The Milla Cavern

I think in the last two years I’ve seen more pictures of shows in the Milla than of pictures of me as a baby in my whole life. It’s smaller than I expected, of course. It’s also more dizzying, this concrete floor that fucks up with your equilibrium,it’s pretty intense, dancing here.

The stage is bathed in blue and makes me miss the bright red of all these pics I saw. The little curtain leads to the backstage which should be called upupstage or something.

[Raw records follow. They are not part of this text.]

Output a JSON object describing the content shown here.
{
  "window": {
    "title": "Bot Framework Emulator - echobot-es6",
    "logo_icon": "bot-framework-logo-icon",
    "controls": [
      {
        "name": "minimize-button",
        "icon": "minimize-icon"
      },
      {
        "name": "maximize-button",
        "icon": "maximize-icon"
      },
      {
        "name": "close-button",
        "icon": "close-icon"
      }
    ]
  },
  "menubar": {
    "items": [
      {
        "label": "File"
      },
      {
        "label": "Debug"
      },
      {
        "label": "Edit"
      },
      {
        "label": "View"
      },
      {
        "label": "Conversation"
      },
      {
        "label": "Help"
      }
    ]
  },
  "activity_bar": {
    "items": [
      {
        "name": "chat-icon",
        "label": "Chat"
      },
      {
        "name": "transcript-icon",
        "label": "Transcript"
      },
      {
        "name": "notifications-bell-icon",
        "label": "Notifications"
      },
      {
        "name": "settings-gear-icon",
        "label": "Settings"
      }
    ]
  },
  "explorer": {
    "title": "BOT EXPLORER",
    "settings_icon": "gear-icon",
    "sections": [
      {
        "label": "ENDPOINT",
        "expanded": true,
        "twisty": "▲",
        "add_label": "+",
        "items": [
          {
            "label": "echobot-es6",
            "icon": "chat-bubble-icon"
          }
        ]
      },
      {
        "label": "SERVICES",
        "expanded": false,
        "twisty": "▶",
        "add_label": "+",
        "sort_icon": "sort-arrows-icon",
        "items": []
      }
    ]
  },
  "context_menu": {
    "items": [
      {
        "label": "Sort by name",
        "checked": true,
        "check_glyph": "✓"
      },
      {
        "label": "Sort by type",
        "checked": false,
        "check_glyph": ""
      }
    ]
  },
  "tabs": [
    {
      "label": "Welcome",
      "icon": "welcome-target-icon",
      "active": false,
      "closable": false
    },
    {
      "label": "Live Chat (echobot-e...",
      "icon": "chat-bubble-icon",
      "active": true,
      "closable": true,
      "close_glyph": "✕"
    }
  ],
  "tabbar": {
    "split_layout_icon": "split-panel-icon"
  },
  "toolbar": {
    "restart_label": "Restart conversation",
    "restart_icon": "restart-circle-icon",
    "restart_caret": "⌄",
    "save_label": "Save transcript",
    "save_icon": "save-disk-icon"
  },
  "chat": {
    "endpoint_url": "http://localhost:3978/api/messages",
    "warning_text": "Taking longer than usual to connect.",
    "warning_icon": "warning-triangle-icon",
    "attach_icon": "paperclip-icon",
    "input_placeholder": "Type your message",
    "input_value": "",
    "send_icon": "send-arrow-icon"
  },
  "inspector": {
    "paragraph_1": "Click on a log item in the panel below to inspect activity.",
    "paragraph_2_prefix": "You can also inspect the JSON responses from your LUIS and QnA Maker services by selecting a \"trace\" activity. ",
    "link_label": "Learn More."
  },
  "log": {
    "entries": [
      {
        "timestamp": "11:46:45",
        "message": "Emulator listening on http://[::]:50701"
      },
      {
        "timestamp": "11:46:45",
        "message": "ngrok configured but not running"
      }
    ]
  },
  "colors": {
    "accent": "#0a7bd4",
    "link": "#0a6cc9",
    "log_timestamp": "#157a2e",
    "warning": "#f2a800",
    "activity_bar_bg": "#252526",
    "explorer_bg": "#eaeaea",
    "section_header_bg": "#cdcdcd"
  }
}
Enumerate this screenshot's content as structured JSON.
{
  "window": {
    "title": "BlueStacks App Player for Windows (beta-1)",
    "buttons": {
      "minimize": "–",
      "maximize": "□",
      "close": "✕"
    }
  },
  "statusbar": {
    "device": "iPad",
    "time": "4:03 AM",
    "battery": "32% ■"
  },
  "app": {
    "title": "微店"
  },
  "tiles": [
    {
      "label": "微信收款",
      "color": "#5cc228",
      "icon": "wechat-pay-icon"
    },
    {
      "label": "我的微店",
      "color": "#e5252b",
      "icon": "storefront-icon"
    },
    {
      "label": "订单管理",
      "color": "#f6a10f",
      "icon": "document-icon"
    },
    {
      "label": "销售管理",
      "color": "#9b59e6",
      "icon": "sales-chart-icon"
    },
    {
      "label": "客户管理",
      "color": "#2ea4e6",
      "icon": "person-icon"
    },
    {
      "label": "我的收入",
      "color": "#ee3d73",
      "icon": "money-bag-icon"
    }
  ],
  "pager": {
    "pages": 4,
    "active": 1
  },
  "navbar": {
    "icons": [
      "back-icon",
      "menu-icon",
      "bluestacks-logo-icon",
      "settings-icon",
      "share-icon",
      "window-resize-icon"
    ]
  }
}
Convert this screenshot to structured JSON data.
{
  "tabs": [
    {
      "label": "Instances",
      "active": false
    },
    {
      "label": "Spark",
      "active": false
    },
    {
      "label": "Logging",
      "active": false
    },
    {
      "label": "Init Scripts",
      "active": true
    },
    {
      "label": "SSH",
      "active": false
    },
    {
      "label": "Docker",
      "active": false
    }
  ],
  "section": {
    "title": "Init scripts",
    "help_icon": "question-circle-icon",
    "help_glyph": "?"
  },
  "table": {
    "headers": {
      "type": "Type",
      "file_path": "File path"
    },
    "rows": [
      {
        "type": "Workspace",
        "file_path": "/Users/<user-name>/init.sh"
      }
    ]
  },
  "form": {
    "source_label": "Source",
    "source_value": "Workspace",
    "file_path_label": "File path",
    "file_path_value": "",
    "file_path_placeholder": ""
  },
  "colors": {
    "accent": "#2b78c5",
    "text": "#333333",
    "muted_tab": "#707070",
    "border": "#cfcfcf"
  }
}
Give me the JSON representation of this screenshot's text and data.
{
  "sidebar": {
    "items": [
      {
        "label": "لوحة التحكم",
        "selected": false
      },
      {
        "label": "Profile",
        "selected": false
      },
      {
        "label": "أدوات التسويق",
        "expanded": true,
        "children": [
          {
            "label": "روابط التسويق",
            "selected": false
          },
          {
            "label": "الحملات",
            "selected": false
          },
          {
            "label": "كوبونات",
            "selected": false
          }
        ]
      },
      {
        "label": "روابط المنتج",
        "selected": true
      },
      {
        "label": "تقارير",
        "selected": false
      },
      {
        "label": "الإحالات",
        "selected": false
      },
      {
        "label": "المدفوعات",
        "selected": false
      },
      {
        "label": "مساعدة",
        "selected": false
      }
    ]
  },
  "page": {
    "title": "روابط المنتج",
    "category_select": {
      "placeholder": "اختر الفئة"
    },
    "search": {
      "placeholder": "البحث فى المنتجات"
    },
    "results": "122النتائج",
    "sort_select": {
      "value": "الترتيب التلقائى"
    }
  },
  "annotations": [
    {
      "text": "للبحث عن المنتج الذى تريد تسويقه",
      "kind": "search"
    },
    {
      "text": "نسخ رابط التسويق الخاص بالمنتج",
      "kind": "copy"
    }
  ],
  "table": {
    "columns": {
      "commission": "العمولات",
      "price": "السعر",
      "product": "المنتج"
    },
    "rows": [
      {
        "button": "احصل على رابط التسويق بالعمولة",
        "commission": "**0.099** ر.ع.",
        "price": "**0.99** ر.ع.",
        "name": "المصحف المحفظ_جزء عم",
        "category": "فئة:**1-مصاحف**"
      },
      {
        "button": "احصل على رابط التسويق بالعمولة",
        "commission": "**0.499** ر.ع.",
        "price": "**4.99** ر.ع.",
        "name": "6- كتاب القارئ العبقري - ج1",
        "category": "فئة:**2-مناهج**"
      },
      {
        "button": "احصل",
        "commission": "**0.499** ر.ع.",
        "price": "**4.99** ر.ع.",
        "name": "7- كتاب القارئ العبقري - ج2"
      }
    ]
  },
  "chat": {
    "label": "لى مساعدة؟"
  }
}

Murena plays with Tagar tonight, and the nerd in me rejoices at hearing these songs I know by heart in yet another formation. I’ve seen Murena live thrice now, with full band, solo and now with Tagar on drum and effects. It’s fascinating I think, receiving these songs in different colours, every time. Let me actually share some words I wrote after the Murena solo performance at the Platform at the beginning of my trip :

Being right here, right now. Receiving everything so deeply, in a way that probably no one will ever understand… Seeing on a performer’s face way too many things, because I know their music a little too intimately. Covert frustration at technical failures, moments of deep concentration… Everything becomes graceful, when you get to see someone twist and turn a song, live.
I sometimes wish it was possible to hear every possible version of a song. Hear its whole history. Maybe that’s the gift and the curse of the musician, right here : you have the knowledge, but you alone have it.
So right here, right now, participating in the history of a song.

Participating in the history of a song. Actively, as Dizzy Errol and I delivered surprise back vocals on Party Pussy, making Murena laugh over his lyrics.

Changeover. Gutfeeling is so good with visual promotion that I actually can recognize band members lingering in the audience. Know who will play what as they appear from the backstage curtain. I take a picture of Fastforwardmonaco taking a picture of Señor Ernesto.

The venue is full as the thirteen-headed band starts playing. Dissatisfied with my spot as nobody dances around me, I make my way to the front row, where I find the cool people and the amazing view of the stage. Dancing ensues. The Gutfeeling family once again prooves that happiness comes from great company and great music, and the playfulness on each musician’s face is communicative. G.Rag y Los Hermanos Patchekos is a great ensemble, in number and in talent, and every choice they make is always the right one to deliver the best of shows.

The Milla cavern-like walls turn to orange and red as the house tech gets into the dance, too.